“Just having talent does not ensure playing well. Someone has to organize and inspire.”
ham @21, sorry I’m late to the party in continuing the Fredi discussion from earlier.
I don’t think it’s a matter of whether or not Fredi organizes and inspires (and makes good tactical moves). It’s a matter of how much better Fredi does these things compared to other managers. I think most managers who reach the majors and have any kind of career there are good at organizing and inspiring and are decent tactically, up to a certain level.
I believe Fredi was worse than most managers last season. This season, while I don’t think he’s really any better than the vast majority of big league managers, I don’t think he’s any worse either.
Now, instead of being a manager that probably cost his team relative to the typical manager, I think he’s basically just another manager. This is not necessarily a bad thing. It’s nice when you’re manager isn’t a story and he just kind of fades into the background as another piece of the team.

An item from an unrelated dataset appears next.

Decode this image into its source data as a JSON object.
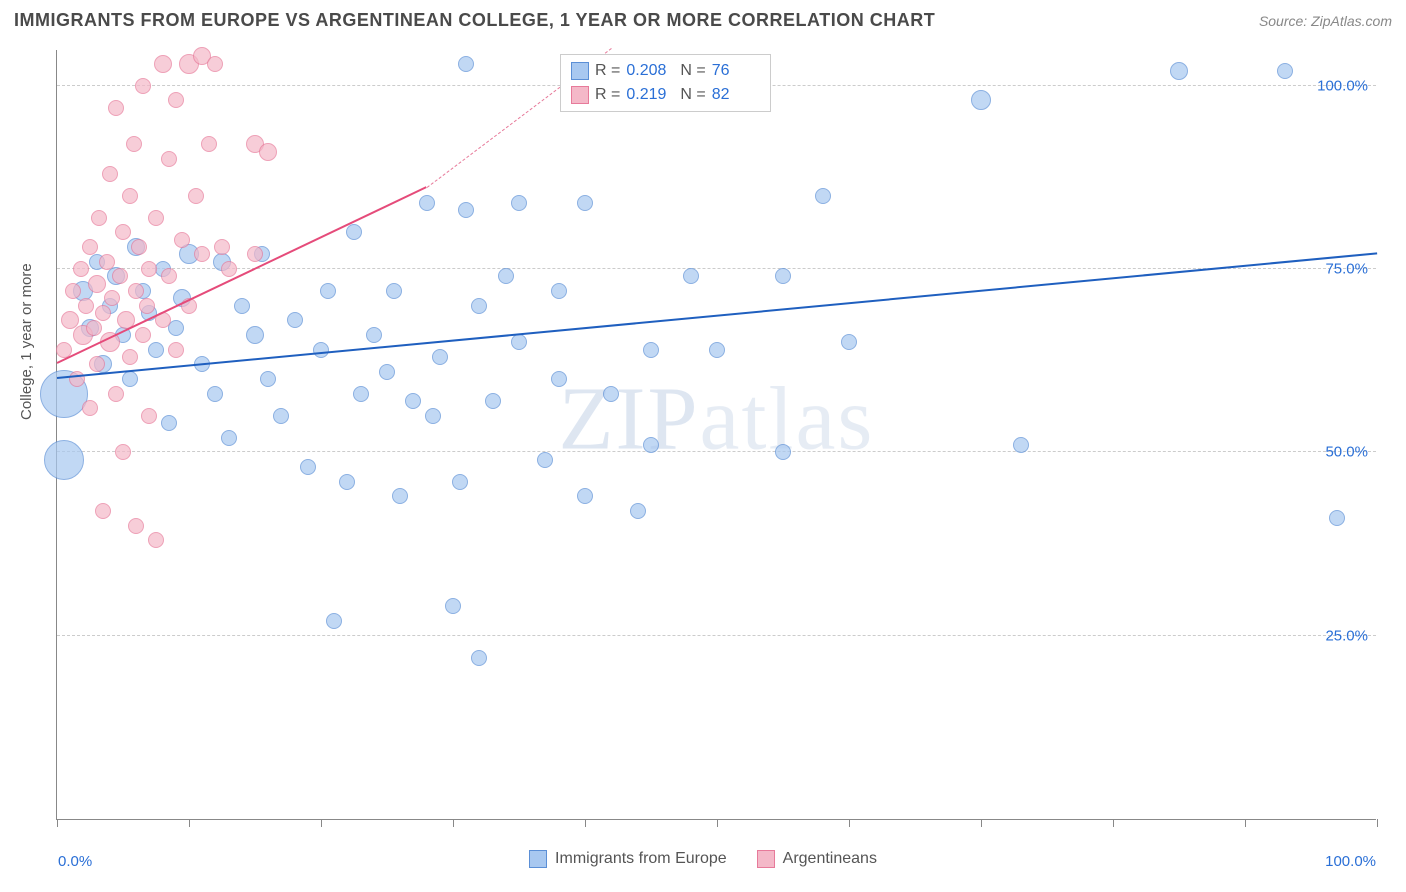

Now tactically, I honestly don’t think there are very many managers who set themselves apart. Most managers manage based on backassward conventions (managing to the save rule, wasting the number two spot in the order on a weak contact hitter and things of that sort). Some are worse than others (Jim Tracy comes to mind) while some are better (Joe Maddon is the most obvious progressive-minded manager). But most are going to stick to the convictions and traditions that aren’t going to set them apart. I think Fredi is in this class this year, while he was more in the Jim Tracy class last year.
Curt, I didn’t think they looked bad. They went deep into counts for the most part. Uggla had a similar ten-pitch at bat to Heyward’s game-winner, just didn’t end the same. Delgado looked pretty good. The Uggla/Pastornicky mix-up was goofy, but I thought they played a good game for the most part and just lost it. Venters’ bad night was most of the story.
“The idea of Fredi Gonzalez organizing and inspiring is hilarious.”
I really do hate to be a Fredi proponent, but does no credit go to him for the can do attitude and heads held high we see in the club this year after the historic collapse? I get that this comparison is kind of cheating, but look at what Boston’s doing after their epic collapse. Very different results so far between the two teams.
Fredi does share Bobby Cox’s temperament which is a far cry from Bobby Valentine. However, coming into the season I knew the Redsox were not as talented as the Rays and Yankees. The Blue Jays are also better. They had no LF or SS coming into the season and their rotation was iffy. I guess my point is that the Red Sox aren’t as good as the Braves.
I will give Fredi credit for letting his team play a little more this year and not injecting his stupidity as much. I’m sorry I just don’t like the guy. Shoot me.
I credit Fredi for improving. He hasn’t inserted crap at the top of the order, no bases-loaded squeeze attempts, etc.
I’m not sure how much better he is at organizing and inspiring than other managers. I would guess most guys even considered for major league jobs are pretty good at organizing and can be fairly inspirational.
One caveat to my last post. I suspect Bobby Cox stood out as a manager who did better than most when it came to inspiring. Has there ever been a manager in baseball who gave off more of an air to the players of “we’re in this together”? The man wore metal spikes even when he got up there in age, was constantly cheering his players on and of course wasn’t afraid to get tossed if his players felt they had been wronged.
I don’t know if Fredi will ever be that kind of guy. But I think tactically he looks to be moving closer to Bobby than he was last season, which is not a bad thing.
Bobby was one of the greatest. He is a example of a manager making the difference in his team especially when we made the playoffs in 2010. We won the Wild Card by 1 game.When he made that decision to bat Prado and Heyward at the top, we took off. Managing a team that won 14 straight division titles with so many moving parts is a amazing accomplishment. Like I always said, If Lonnie Smith was actually paying attention to the game he would have had 2 WS championships.